In his work, Cocchi depicted the interest that the Kalevala evoked in other Finno-Ugric languages and he referred, for example, to research done by the lingvists and ethnologists Anders Johan Sjögren, Matthias Castrén, Heikki Paasonen and Yrjö Wichmann. Furthermore, he had observed the influence the folk poems had on the theatre in Finland and he hoped that the plays would be translated into Italian. Cocchi also talks about the admiration that the Kalevala had drawn from the literary circles in Europe. He praises the melodic form of the Finnish language and speaks of how, in the Finnish tradition, the folk poet was a singer, who considered poetry to be music and music to be poetry. The love for singing had been carried over to younger generations and, for example, during the May Day celebrations thousands of university students came together at the Senate Square to sing in a choir without musical accompaniment. In Cocchi’s view, also the playing of the kantele had left its trace in the young people in Finland, who mastered all string instruments.

Criticism by Domenico Ciàmpoli

Cocchi’s partial translation of the Kalevala was published in 1906 and the poetic translation of the complete Kalevala was published in 1909. The translation received positive reviews, although it was much influenced by the French version by Léouzon Le Duc (De Anna 2010, 10). The preface in the book was written by Domenico Ciàmpoli, who unexpectedly also presents some critique and talks about the trials and difficulties Cocchi had in order to find a suitable meter for his translations.

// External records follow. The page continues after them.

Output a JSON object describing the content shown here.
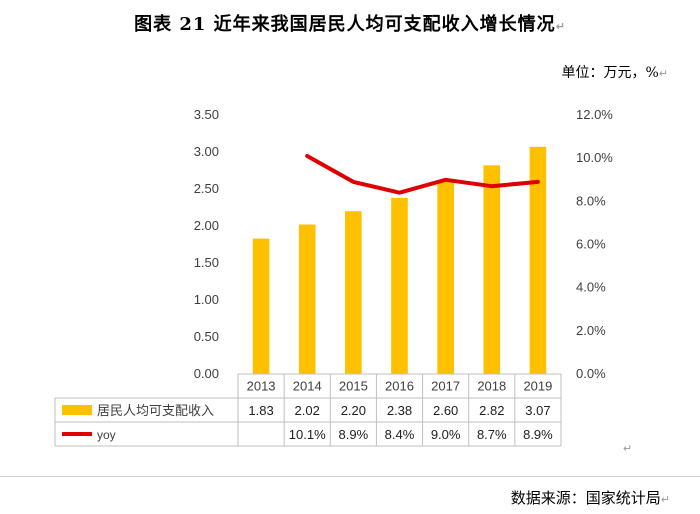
{
  "title": "图表 21 近年来我国居民人均可支配收入增长情况",
  "unit_label": "单位：万元，%",
  "source": "数据来源：国家统计局",
  "chart_data": {
    "type": "bar",
    "categories": [
      "2013",
      "2014",
      "2015",
      "2016",
      "2017",
      "2018",
      "2019"
    ],
    "series": [
      {
        "name": "居民人均可支配收入",
        "kind": "bar",
        "axis": "left",
        "color": "#FFC000",
        "values": [
          1.83,
          2.02,
          2.2,
          2.38,
          2.6,
          2.82,
          3.07
        ],
        "labels": [
          "1.83",
          "2.02",
          "2.20",
          "2.38",
          "2.60",
          "2.82",
          "3.07"
        ]
      },
      {
        "name": "yoy",
        "kind": "line",
        "axis": "right",
        "color": "#E00000",
        "values": [
          null,
          10.1,
          8.9,
          8.4,
          9.0,
          8.7,
          8.9
        ],
        "labels": [
          "",
          "10.1%",
          "8.9%",
          "8.4%",
          "9.0%",
          "8.7%",
          "8.9%"
        ]
      }
    ],
    "y_left": {
      "ylim": [
        0,
        3.5
      ],
      "ticks": [
        "0.00",
        "0.50",
        "1.00",
        "1.50",
        "2.00",
        "2.50",
        "3.00",
        "3.50"
      ]
    },
    "y_right": {
      "ylim": [
        0,
        12
      ],
      "ticks": [
        "0.0%",
        "2.0%",
        "4.0%",
        "6.0%",
        "8.0%",
        "10.0%",
        "12.0%"
      ]
    },
    "grid": false,
    "legend": "data-table"
  }
}
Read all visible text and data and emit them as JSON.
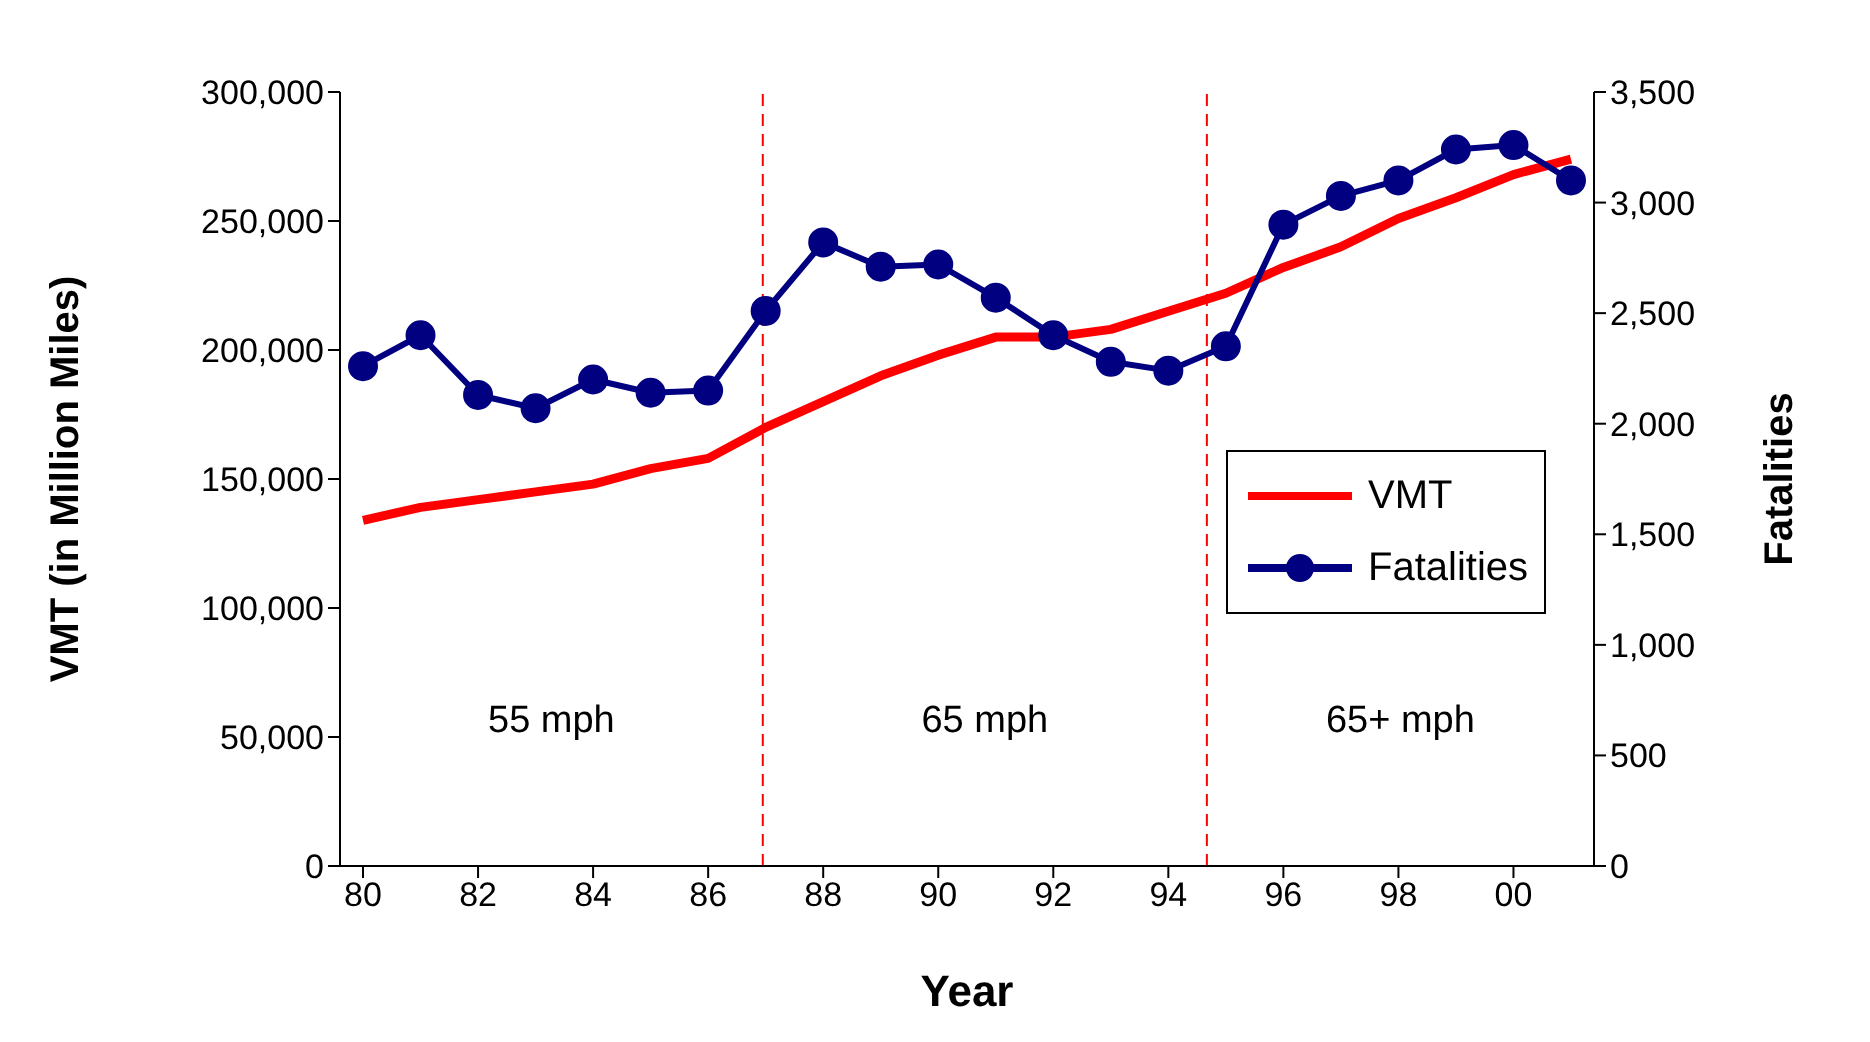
{
  "chart_data": {
    "type": "line",
    "x": [
      1980,
      1981,
      1982,
      1983,
      1984,
      1985,
      1986,
      1987,
      1988,
      1989,
      1990,
      1991,
      1992,
      1993,
      1994,
      1995,
      1996,
      1997,
      1998,
      1999,
      2000,
      2001
    ],
    "series": [
      {
        "name": "VMT",
        "color": "#ff0000",
        "marker": "none",
        "values": [
          134000,
          139000,
          142000,
          145000,
          148000,
          154000,
          158000,
          170000,
          180000,
          190000,
          198000,
          205000,
          205000,
          208000,
          215000,
          222000,
          232000,
          240000,
          251000,
          259000,
          268000,
          274000
        ]
      },
      {
        "name": "Fatalities",
        "color": "#000080",
        "marker": "circle",
        "axis": "y2",
        "values": [
          2260,
          2400,
          2130,
          2070,
          2200,
          2140,
          2150,
          2510,
          2820,
          2710,
          2720,
          2570,
          2400,
          2280,
          2240,
          2350,
          2900,
          3030,
          3100,
          3240,
          3260,
          3100
        ]
      }
    ],
    "xlabel": "Year",
    "ylabel": "VMT (in Million Miles)",
    "y2label": "Fatalities",
    "xlim": [
      1979.6,
      2001.4
    ],
    "xticks": [
      {
        "value": 1980,
        "label": "80"
      },
      {
        "value": 1982,
        "label": "82"
      },
      {
        "value": 1984,
        "label": "84"
      },
      {
        "value": 1986,
        "label": "86"
      },
      {
        "value": 1988,
        "label": "88"
      },
      {
        "value": 1990,
        "label": "90"
      },
      {
        "value": 1992,
        "label": "92"
      },
      {
        "value": 1994,
        "label": "94"
      },
      {
        "value": 1996,
        "label": "96"
      },
      {
        "value": 1998,
        "label": "98"
      },
      {
        "value": 2000,
        "label": "00"
      }
    ],
    "ylim": [
      0,
      300000
    ],
    "yticks": [
      0,
      {
        "value": 50000,
        "label": "50,000"
      },
      {
        "value": 100000,
        "label": "100,000"
      },
      {
        "value": 150000,
        "label": "150,000"
      },
      {
        "value": 200000,
        "label": "200,000"
      },
      {
        "value": 250000,
        "label": "250,000"
      },
      {
        "value": 300000,
        "label": "300,000"
      }
    ],
    "y2lim": [
      0,
      3500
    ],
    "y2ticks": [
      0,
      500,
      {
        "value": 1000,
        "label": "1,000"
      },
      {
        "value": 1500,
        "label": "1,500"
      },
      {
        "value": 2000,
        "label": "2,000"
      },
      {
        "value": 2500,
        "label": "2,500"
      },
      {
        "value": 3000,
        "label": "3,000"
      },
      {
        "value": 3500,
        "label": "3,500"
      }
    ],
    "ref_lines": [
      {
        "axis": "x",
        "value": 1986.95,
        "color": "#ff0000",
        "line_style": "dashed"
      },
      {
        "axis": "x",
        "value": 1994.67,
        "color": "#ff0000",
        "line_style": "dashed"
      }
    ],
    "annotations": [
      "55 mph",
      "65 mph",
      "65+ mph"
    ],
    "legend": "right"
  }
}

In his earlier version, Cocchi had translated Kullervo’s five poems using the trochaic octameter, but he was not content with the result, because he thought that the exotic tone would feel strange to an Italian reader. In his complete translation, he ended up using the classical hendecasyllabic poetic meter, which was typical in classical epic tales.

However, Ciàmpoli did not agree with this. He preferred the trochaic octameter, because he felt that it was better suited to convey the noble and distant Nordic exotic feeling. He thought that the Italian version of the Kalevala using the hendecasyllabic poetic meter sounded strange, in the same way as if the Iliad would have been translated into Finnish using the Kalevala meter. Ciàmpoli stated that he preferred the Italian version of the Kalevala using the trochaic octameter by Pavolini, which had recently been completed and was about to be published. He did not think that Cocchi had always been true to the original verses in the Kalevala.

Ciàmpoli praised Cocchi’s courage, good taste and perseverance when translating the complete Kalevala. He said that the Finnish people thanked and complimented Cocchi in the Kalevalavihko in the Valvoja. Ciàmpoli was happy that the homeland of Dante had finally received the “noble crown” of the songs in the Kalevala and he hoped that more Finnish literature would be translated into Italian. He thought that Italy was now ready to “embrace” the masterpieces in foreign literature.

According to Ciàmpoli, knowledge of the Kalevala could help the Italian people to understand and love the persecuted people in Finland, whose sufferings reminded him of the experiences the Italians had lived through. It is interesting that Ciàmpoli so openly defended the rights of the Finnish people to “live free” honouring their own traditions. Cocchi, on the other hand, believed that the independent Finland would have been “a too weak” nation.


 

Vesa Matteo Piludu: “Väinämöisen kyyneleistä tuli Venetsian kaunein tyttö. Kalevala italialaisten kääntäjien ja kulttuurivaikuttajien silmin” – Kalevala maailmalla. Helsinki: SKS. 2012.